Creating a Common Identifier (ID)

Between Two Sources

1. Load Data & Model

Use the demonstration_model to generate a common ID for observations from the left and right DataFrames. To do so, we first have to load both the model and the data into memory.

from neer_match_utilities.prepare import Prepare
from neer_match_utilities.custom_similarities import CustomSimilarities
from neer_match_utilities.baseline_io import ModelBaseline

import pandas as pd
from pathlib import Path

# Load custom similarity functions

CustomSimilarities()

# Load model (and the similarity map used during training)

loaded_model = ModelBaseline.load(
    'demonstration_model'
)

# Load files

left = pd.read_csv('left.csv')
right = pd.read_csv('right.csv')

2. Harmonize Format

After loading the model and data, ensure that the data formatting remains consistent with the preprocessing used during training. The Prepare class harmonizes the left and right DataFrames. Note that the similarity_map is automatically loaded with the model, so there is no need to redefine it.

from neer_match_utilities.prepare import Prepare

prepare = Prepare(
    similarity_map=loaded_model.similarity_map, 
    df_left=left, 
    df_right=right, 
    id_left='company_id', 
    id_right='company_id',
)

# Get formatted and harmonized datasets

left, right = prepare.format(
    fill_numeric_na=False,
    to_numeric=['found_year'],
    fill_string_na=True, 
    capitalize=True,
    lower_case=False,
)

3. Generate a Common ID

The GenerateID class creates a common identifier across multiple repeated cross sections. Creating an ID for observations in the left and right datasets can be seen as a special case with two periods.

Key parameters:

relation: Specifies the relationship type between observations (1:1, 1:m, m:1, or m:m)
panel_var: Name of the variable that stores the common identifiers
time_var: Indicates the different cross sections (e.g., year for annual data)
subgroups: Implements a blocking strategy by restricting comparisons to observations within each subgroup, which can significantly reduce computation time

To generate an ID for the left and right DataFrames, we first create a column (side) to distinguish the two sources, then stack the DataFrames vertically.
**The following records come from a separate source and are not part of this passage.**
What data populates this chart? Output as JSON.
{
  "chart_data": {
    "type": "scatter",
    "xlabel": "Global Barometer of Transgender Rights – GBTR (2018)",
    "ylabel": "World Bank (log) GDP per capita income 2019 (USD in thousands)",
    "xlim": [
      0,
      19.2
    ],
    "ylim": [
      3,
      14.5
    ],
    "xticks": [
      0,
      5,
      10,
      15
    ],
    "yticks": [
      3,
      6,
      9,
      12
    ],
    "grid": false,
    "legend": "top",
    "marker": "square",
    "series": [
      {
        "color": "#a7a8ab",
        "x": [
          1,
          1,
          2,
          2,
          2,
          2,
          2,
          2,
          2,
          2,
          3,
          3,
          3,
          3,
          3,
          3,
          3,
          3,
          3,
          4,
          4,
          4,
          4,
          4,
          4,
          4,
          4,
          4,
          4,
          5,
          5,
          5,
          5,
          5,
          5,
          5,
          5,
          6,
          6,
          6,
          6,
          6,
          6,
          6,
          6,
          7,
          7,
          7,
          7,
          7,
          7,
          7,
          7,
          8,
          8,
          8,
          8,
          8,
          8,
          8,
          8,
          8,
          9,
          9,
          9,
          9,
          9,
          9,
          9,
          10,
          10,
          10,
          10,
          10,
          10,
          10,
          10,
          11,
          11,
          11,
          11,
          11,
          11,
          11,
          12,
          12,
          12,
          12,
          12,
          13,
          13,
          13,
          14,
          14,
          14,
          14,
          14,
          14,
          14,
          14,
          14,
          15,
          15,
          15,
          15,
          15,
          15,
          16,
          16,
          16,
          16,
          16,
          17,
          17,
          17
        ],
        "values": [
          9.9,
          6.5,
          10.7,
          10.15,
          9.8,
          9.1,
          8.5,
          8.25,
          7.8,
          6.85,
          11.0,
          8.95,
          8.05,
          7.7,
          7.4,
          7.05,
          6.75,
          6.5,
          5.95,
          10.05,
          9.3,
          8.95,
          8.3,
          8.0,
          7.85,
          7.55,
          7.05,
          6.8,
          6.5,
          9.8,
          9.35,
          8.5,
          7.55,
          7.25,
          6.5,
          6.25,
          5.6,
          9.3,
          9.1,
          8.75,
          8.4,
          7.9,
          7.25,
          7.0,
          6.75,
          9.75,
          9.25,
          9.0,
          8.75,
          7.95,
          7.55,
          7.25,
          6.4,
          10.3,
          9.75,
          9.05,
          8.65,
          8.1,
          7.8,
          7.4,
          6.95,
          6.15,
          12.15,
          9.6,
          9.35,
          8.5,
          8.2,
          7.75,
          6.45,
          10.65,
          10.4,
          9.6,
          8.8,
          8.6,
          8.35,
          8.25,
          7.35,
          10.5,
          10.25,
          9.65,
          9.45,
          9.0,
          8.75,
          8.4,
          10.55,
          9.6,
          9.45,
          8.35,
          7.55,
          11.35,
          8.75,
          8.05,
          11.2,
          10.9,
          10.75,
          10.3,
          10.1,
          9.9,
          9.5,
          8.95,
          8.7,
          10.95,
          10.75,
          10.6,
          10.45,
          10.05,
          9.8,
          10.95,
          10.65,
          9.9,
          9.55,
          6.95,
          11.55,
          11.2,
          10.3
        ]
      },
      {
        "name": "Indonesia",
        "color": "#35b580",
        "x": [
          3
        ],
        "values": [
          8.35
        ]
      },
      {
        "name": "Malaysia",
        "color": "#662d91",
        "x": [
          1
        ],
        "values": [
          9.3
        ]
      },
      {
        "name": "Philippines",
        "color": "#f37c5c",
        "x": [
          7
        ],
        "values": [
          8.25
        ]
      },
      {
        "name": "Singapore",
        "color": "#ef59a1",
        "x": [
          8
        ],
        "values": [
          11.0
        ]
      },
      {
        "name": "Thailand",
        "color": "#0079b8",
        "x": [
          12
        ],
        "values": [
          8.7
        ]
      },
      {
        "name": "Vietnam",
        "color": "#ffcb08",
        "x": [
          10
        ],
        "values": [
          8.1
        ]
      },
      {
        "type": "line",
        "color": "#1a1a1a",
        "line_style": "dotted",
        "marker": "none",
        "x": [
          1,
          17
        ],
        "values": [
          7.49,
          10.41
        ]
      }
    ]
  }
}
from neer_match_utilities.panel import GenerateID

left['side'] = 'left'
right['side'] = 'right'

df = pd.concat(
    [
        left,
        right
    ],
    axis=0,
    ignore_index=True
)

# Create GenerateID instance

id_generator = GenerateID(
    df_panel=df,
    panel_var='panel_id',
    time_var='side',
    model=loaded_model,
    prediction_threshold=0.5,
    subgroups=[],
    relation='m:m',
)

# Execute the ID generation

result = id_generator.execute()
result.head()

Processing periods left-right at 2026-02-04 11:44:27.668970

	index	panel_id
0	0	cca694f1-9a27-4781-9cec-b31c93a9a1c2
1	1	87369043-f148-4153-b76a-ccc686ae60a5
2	2	fcc834bd-8ac3-4210-98cb-3b38555f47b6
3	3	0eb2a6ec-603e-4538-8900-258396898832
4	4	9e66fbc1-3c72-413b-a713-08fbe2f1f3d3

4. Merge Results

df = pd.merge(
    df,
    result,
    left_index=True,
    right_on='index',
    validate='1:1'
)

df = df.sort_values(['panel_id', 'side', 'company_id']).reset_index(drop=True)

# Prepare selection to be viewed

selected_ids = ['22ac99ae20', 'e9823a3073']
columns_to_show = [
    'panel_id',
    'company_id',
    'side',
    'company_name',
    'city',
]

df_selection= df[df['company_id'].isin(selected_ids)][columns_to_show]

df_selection

	panel_id	company_id	side	company_name	city
849	9e66fbc1-3c72-413b-a713-08fbe2f1f3d3	22ac99ae20	left	KAISERSTEINBRUCH-ACTIENGESELLSCHAFT IN LIQU. I…	KÖLN
850	9e66fbc1-3c72-413b-a713-08fbe2f1f3d3	e9823a3073	right	KAISERSTEINBRUCH-ACTIENGESELLSCHAFT IN KÖLN,	KÖLN

Repeated Cross-Sections (Panel ID)

The approach demonstrated above generalizes to multiple repeated cross sections, not just the two sources (left and right) shown here. The same logic applies regardless of the number of cross sections (i.e., periods), enabling consistent ID generation across your entire dataset.